そういえば、心なしか相模の身体全体が紅いような気がする。
「相模さん?」
「ん゙ぅ゙~……」
段々力無く湯へ沈む相模の身体。
この様子に思い当たった洋一は顔を真っ青にして立ち上がると、慌てて相模を抱えて浴室から出た。
「ちょっ、逆上せるとかマジねぇよ!しっかりしろって!」
脱衣所で相模を寝転がせて腰に自分のタオルを巻き、もう一つの篭からタオルを掴んで彼に掛ける。

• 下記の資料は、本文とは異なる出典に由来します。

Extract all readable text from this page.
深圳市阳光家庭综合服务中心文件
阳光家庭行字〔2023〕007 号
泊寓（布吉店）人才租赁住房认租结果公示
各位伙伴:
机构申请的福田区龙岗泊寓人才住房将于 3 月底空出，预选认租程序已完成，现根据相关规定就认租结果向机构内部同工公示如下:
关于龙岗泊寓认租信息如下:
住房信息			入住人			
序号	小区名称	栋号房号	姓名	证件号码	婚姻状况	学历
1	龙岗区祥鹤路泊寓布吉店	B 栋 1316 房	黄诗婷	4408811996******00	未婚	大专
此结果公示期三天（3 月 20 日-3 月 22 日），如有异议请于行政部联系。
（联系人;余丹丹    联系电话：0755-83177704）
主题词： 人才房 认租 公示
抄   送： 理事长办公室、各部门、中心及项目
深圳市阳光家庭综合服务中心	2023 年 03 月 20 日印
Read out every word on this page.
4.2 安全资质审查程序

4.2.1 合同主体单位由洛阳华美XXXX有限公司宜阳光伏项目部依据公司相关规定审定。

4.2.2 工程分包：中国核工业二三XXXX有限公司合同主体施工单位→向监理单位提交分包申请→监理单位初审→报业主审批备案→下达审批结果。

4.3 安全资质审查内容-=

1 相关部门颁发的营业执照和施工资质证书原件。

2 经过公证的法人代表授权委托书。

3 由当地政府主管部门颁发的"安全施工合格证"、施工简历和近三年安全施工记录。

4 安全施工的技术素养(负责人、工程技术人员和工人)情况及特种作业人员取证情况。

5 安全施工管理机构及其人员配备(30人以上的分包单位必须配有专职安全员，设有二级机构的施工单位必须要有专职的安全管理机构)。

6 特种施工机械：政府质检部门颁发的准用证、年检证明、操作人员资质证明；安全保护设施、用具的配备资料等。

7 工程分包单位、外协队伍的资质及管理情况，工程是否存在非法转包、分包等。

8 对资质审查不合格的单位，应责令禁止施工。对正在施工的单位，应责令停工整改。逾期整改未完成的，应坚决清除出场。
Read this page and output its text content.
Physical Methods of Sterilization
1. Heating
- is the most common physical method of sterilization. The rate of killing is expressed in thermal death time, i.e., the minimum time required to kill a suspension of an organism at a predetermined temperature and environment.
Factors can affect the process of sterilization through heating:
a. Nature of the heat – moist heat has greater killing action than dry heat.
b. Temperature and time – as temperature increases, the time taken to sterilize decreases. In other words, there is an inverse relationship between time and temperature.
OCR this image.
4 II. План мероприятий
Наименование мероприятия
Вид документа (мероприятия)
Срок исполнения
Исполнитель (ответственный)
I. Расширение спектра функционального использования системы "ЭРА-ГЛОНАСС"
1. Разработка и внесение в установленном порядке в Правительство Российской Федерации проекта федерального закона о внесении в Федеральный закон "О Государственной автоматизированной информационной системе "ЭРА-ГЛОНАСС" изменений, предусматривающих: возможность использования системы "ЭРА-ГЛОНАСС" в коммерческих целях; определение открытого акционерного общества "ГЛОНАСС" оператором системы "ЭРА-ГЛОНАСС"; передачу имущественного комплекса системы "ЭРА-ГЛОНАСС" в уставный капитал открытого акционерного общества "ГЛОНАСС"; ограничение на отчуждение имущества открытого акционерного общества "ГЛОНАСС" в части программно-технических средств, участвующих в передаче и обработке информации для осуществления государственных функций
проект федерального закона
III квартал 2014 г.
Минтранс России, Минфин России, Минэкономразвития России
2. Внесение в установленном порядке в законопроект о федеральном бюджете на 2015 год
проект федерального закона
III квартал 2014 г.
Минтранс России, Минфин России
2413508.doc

そして、洗面台に刺してあった団扇を仰ぎ彼に向けて風を送った。
「しっかりしろよ、相模さん!」
洋一が彼に声を掛けていたその時、
「洋一くん、守政がどうかしたの?」
ガラッ
丁度表の仕事から帰って来た森泉が、何やら楽しげに笑って脱衣所のカーテンを開けて入って来た。
「フギャァァァアッ!!!!
見んじゃねぇよ!この変態野郎ォォ!!!!」
森泉の声に復活したのか、逆上せていた相模がタオルを跳ね退けて飛び起き、勢いよく彼の大事な急所目掛けて蹴り上げた。
ドゴォォォン……ッ!
「グフォアッ!」
急所に当たった!効果は抜群だ!
「も、森泉さん?!」
男なら凄く当たったら痛い急所の股間を抑えて悶える森泉に洋一があたふたとしていると、相模は慌てて落ちていた自分のタオルとパンツを掴み、それを素早く履きタオルを羽織りながら脱衣所からダッシュで出ていった。